Marjory Stoneman Douglas High School in Parkland, Florida, became the scene of yet another school shooting in America on Feb. 14, 2018. Valentine’s Day, a beautiful and loving holiday, was turned into a day of horror as 17 students and faculty were murdered.
Although this tragedy took place across the country, it hit close to home. I was a Junior at San Gabriel High School at the time, and hearing about an event like this while being a student was a sickening feeling. I have been through countless lockdowns throughout my time as a student in America, and each time there is a lingering thought of “Is this the one?”
Each time one of these events occurs it serves as a reminder that we are unfortunately not safe no matter where we are. As we now know all too well, this is strictly an American issue that we deal with on a daily basis. Mass shootings have occurred in other countries, yet their politicians quickly look to resolve the issue by changing laws and policies. The lingering fear of being a victim of gun violence is too real for many of us.
Survivors of the Parkland shooting created a demonstration called March for Our Lives. This event culminated with a protest where thousands of people gathered in Washington, D.C., on March 24, 2018.
Many schools across the nation also participated in this event, staging walkouts of their own. My high school held a walkout that I participated in. As all the students at my high school gathered, a group of student speakers named each of the 17 victims as we then held a moment of silence.
In that very moment, I realized how surreal everything was. It is crazy to think that I could be killed just for sitting in a classroom attempting to achieve an education like those victims. But somehow in all this darkness, it was inspiring to see “kids” of my own age using their voices to try and inspire change.
Something has gone very wrong in our nation when we are turning to our children for answers. Unfortunately, or perhaps fortunately, that is the way it must be, as this issue continues to arise again and again. One of the most prominent figures to come from this tragedy is David Hogg, who was a 17-year-old senior at Parkland when the tragedy occurred.
Hogg, now aged 22, continues to demand change in wake of the Parkland shooting. The event caused Hogg to become a gun control activist. He has accumulated over a million followers on Twitter and is one of the founding members of March for Our Lives in wake of the Parkland shooting
Looking back at this event five years later, so much has changed while so much remains the same. Many survivors of school shooting incidents have prominent voices across the nation as they strive for change. Yet not much has been done to prevent this issue as similar incidents have happened in the five years since Parkland.

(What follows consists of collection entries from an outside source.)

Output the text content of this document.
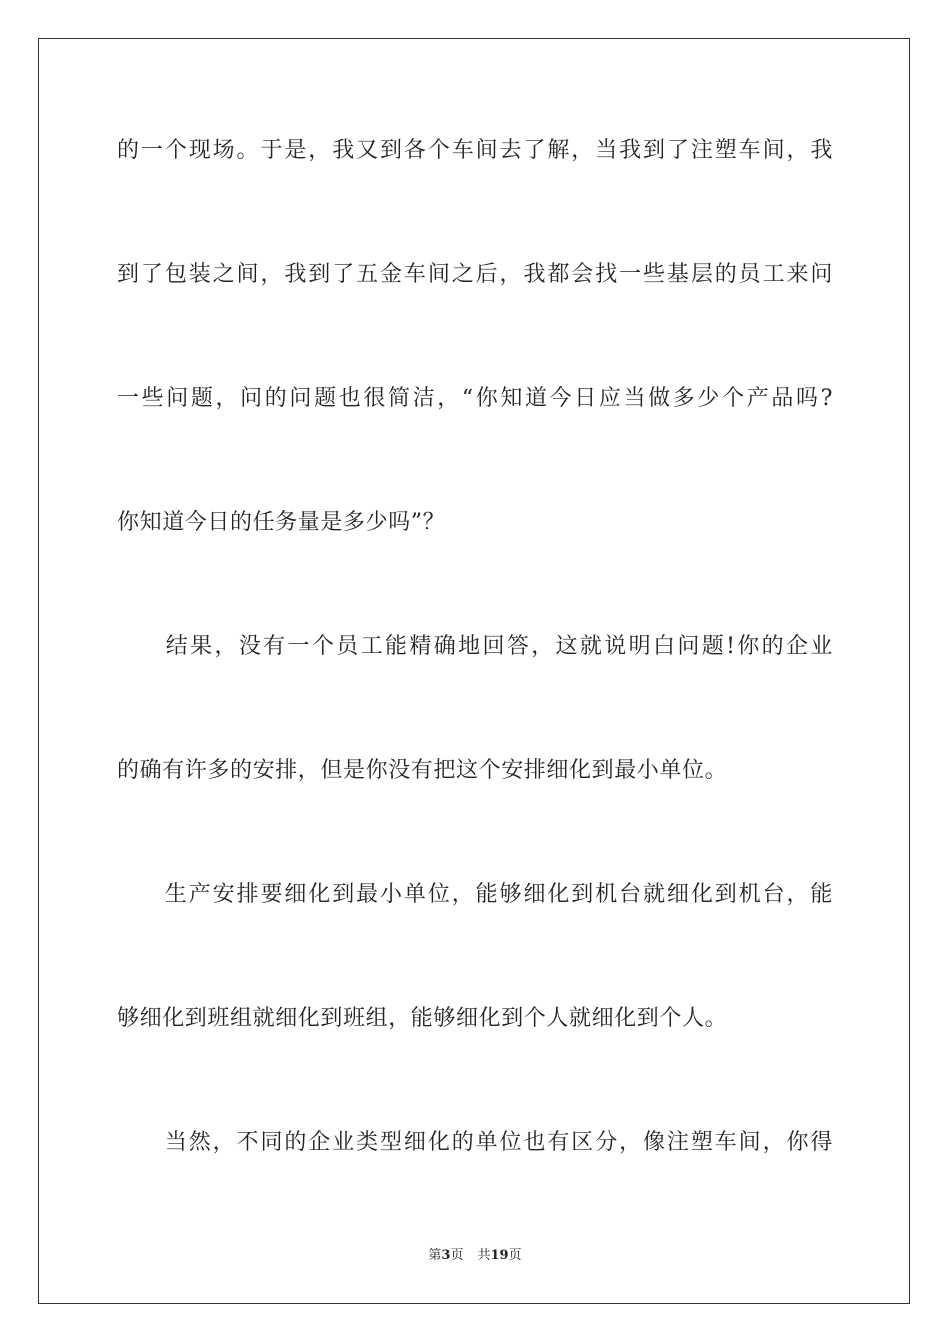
的一个现场。于是，我又到各个车间去了解，当我到了注塑车间，我
到了包装之间，我到了五金车间之后，我都会找一些基层的员工来问
一些问题，问的问题也很简洁，“你知道今日应当做多少个产品吗?
你知道今日的任务量是多少吗”？
　　结果，没有一个员工能精确地回答，这就说明白问题!你的企业
的确有许多的安排，但是你没有把这个安排细化到最小单位。
　　生产安排要细化到最小单位，能够细化到机台就细化到机台，能
够细化到班组就细化到班组，能够细化到个人就细化到个人。
　　当然，不同的企业类型细化的单位也有区分，像注塑车间，你得
第3页 共19页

How could it be that the most powerful and influential nation on Earth struggles with an issue such as school shootings? The impact of these events has had such a heavy impact on my generation and the future students of America.
Being wary of all exits when you enter a building is something that MY generation must deal with. Being aware of threats on social media is an issue that MY generation must deal with. Practicing active shooter drills is what MY generation must deal with.
This generation has been robbed of what a true education should be. We have grown up seeing many students just like us dying in the very desks we sit in. Blood on the same exact uniforms that we wear.
On the five-year anniversary of the Parkland tragedy, I hope to remind all my peers of the emotions that we felt that day. It is important that we reflect upon our experiences as student from kindergarten to this very day, and how lucky we are to have made it this far. This is the generation that has struggled with this issue the most, and this will be the generation to end it.